Couple of years before he died, Saagar thought I needed to see a therapist. He didn’t explain why. At the time I couldn’t figure out what he meant. I guess he could see that I did not know how to access the sweetness of life. I allowed preoccupations of work and practicalities of life to fill my time, leaving little room for love.
Painfully delicate and surprisingly strong, silk resembles love. The silkworms destroy the silk they produce as they emerge from their cocoons. That is why farmers have to make a choice between silk and silkworms. Often they kill the silkworm while it is inside the cocoon so as to pull the silk out intact. It takes the lives of hundreds of silkworms to make as scarf. But for the silk to survive, the silkworm has to die.*
At a small and sweet ceremony, in the middle of nowhere, in the presence of twenty people, holding the holy fire as witness, Si and I tied the knot yesterday. It was a joyous day, a celebration of love.
On the previous night the moon was full. Saagar was with us.

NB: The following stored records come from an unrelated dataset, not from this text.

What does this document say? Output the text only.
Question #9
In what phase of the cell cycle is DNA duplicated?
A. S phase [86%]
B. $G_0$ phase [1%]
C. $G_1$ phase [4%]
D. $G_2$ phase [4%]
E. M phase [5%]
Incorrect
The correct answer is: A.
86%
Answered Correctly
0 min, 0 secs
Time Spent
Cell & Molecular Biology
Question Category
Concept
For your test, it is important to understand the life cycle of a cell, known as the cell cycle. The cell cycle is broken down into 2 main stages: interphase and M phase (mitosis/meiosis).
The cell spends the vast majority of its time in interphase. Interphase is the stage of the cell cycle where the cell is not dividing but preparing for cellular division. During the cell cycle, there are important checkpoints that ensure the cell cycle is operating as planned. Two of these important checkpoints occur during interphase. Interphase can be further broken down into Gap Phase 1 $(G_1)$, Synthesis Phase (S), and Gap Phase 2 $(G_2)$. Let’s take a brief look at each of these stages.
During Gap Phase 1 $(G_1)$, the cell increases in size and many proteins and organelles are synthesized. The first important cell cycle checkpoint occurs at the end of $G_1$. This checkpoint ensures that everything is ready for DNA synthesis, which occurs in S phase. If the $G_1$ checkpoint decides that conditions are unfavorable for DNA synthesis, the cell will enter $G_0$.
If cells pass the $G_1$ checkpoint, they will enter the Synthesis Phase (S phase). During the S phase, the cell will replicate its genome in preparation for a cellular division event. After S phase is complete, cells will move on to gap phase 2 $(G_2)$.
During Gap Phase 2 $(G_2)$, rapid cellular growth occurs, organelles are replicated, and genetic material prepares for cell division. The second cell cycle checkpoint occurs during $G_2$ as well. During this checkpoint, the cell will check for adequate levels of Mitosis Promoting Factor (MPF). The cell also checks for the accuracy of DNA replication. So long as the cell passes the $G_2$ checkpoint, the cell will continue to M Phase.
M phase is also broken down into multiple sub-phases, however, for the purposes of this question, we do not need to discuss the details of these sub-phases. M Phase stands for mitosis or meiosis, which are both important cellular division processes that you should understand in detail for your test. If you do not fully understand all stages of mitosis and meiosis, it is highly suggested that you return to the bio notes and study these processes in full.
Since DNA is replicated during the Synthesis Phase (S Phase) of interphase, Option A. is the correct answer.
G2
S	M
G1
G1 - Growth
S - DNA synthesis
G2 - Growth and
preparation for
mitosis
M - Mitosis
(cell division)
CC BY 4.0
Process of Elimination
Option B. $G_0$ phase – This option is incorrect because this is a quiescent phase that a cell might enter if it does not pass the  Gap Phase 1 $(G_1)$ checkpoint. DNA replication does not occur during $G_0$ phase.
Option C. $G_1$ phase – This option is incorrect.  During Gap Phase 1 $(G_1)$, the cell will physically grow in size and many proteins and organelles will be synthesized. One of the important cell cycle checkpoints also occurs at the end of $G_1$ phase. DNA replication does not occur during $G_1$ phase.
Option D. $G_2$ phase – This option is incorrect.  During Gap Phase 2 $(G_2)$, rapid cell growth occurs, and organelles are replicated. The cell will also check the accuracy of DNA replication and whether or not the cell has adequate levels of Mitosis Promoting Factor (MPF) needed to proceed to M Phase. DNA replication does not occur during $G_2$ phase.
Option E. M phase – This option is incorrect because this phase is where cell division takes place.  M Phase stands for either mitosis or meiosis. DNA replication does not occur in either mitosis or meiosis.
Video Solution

“Sorrow prepares you for joy. It violently sweeps everything out of your house, so that new joy can find space to enter. It shakes the yellow leaves from the bough of your heart, so that fresh, green leaves can grow in their place. It pulls up the rotten roots, so that new roots hidden beneath have room to grow. Whatever sorrow shakes from your heart, far better things will take their place.” – Rumi
*Ref: ‘Forty rules of love’ by Elif Shafak.